La liberté d'action d'une autorité administrative dépend de l'étendue de son pouvoir. Selon la situation et la législation en vigueur, l'administration peut avoir une compétence liée (aucune liberté), un pouvoir d'appréciation (évaluation d'une situation) ou pouvoir discrétionnaire, donnant toute liberté de décision (sanction d'un fonctionnaire, par exemple).

Le juge administratif exerce un contrôle sur les actions de l'administration, qui varie notamment en fonction de la marge de manœuvre dont disposait l'autorité à l'origine de la décision examinée. 

En détail

La marge de manœuvre dont dispose l'administration dans sa prise de décision varie. Bien que la frontière ne soit dans les faits pas aussi stricte, on peut distinguer deux types de compétences : 

  • la compétence liée est un pouvoir que son détenteur (ici, l'administration) est obligé d'utiliser, qu'il le veuille ou non. On dit que la compétence est "liée" car elle est encadrée par d'autres textes qui déterminent l'action de l'administration. L'administration ne dispose ainsi d'aucun pouvoir d'appréciation de la situation : son rôle se limite à l'application des textes de loi. Par exemple, si une personne souhaite et peut bénéficier d'une aide (comme les aides au logement), l'administration doit faire en sorte qu'elle perçoive le montant auquel elle est éligible ; 
  • le pouvoir discrétionnaire dont dispose l'administration lui permet de décider elle-même d'agir (auquel cas elle dispose d'un choix décisionnaire) ou de ne pas agir. 

Il existe une gradation de marge de manœuvre entre la compétence liée et le pouvoir discrétionnaire. Dans de nombreux cas, lorsqu'elle doit appliquer un texte de loi, l’administration dispose d'un pouvoir d'appréciation des faits.

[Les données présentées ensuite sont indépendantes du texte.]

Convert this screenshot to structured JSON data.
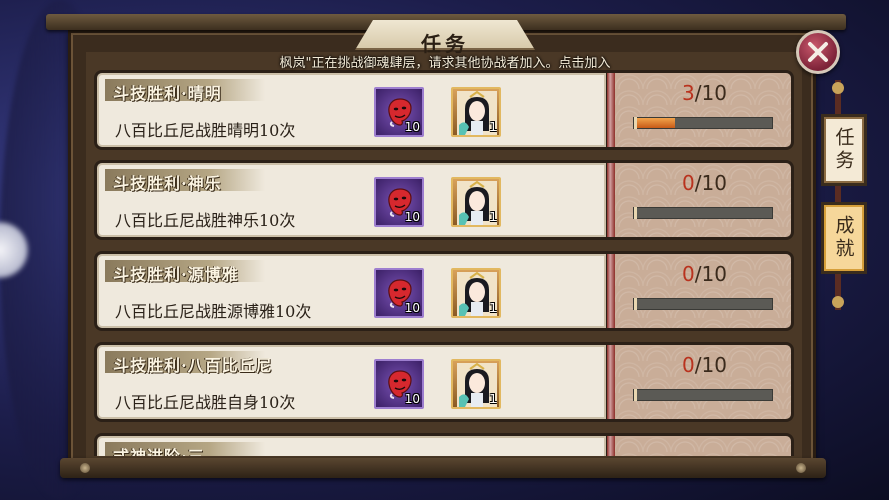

En droit des étrangers, par exemple, l'administration prend en compte, pour certains titres de séjour, des éléments circonstanciels tels que l'intégration à la société française ou le sérieux des études suivies. 

Quel que soit le degré de marge de manœuvre dont elle dispose, l'autorité administrative reste toujours soumise au principe de légalité : elle doit agir en conformité avec la loi, ne disposant d'aucun pouvoir arbitraire.

Le juge administratif s'assure de la légalité des actes administratifs. Son contrôle s'est progressivement étendu, y compris dans des domaines soumis à un certain degré de discrétion, assurant la protection des droits des administrés. 

L'intensité du contrôle exercé par le juge administratif varie selon les décisions, et prend notamment en compte le degré de marge de manœuvre dont disposait l'administration : 

  • le contrôle est dit "restreint" lorsque le Conseil d’État se contente de vérifier que l'administration n'a pas commis d'erreur manifeste dans l'appréciation juridique des faits. Son contrôle se limite donc à déterminer si l'administration a commis une erreur grossière, en adoptant une décision disproportionnée par rapport aux faits la fondant ;
  • on parle de contrôle "normal" lorsque le Conseil d’État, au-delà de l'erreur manifeste d'appréciation, apprécie juridiquement les faits ayant justifié la prise de décision. Par ce contrôle, le Conseil d’État peut censurer toute erreur de qualification des faits, ainsi que l'inadaptation de la décision aux faits. Ce contrôle est généralement exercé lorsque l'administration ne disposait pas d'un pouvoir discrétionnaire (ou d'un pouvoir moindre) ; 
  • un contrôle de proportionnalité peut être exercé dans certains domaines. Il est notamment utilisé à l'encontre des mesures de police, le juge administratif vérifiant qu'elles sont adaptées, nécessaires et proportionnées à la défense de l'ordre public (décision Association pour la promotion de l'image, 2011). 

Si le juge administratif a progressivement étendu son contrôle de l'action de l'administration, il ne substitue jamais son appréciation à celle de l'administration : c'est pourquoi il s'interdit d'examiner l'opportunité de la décision.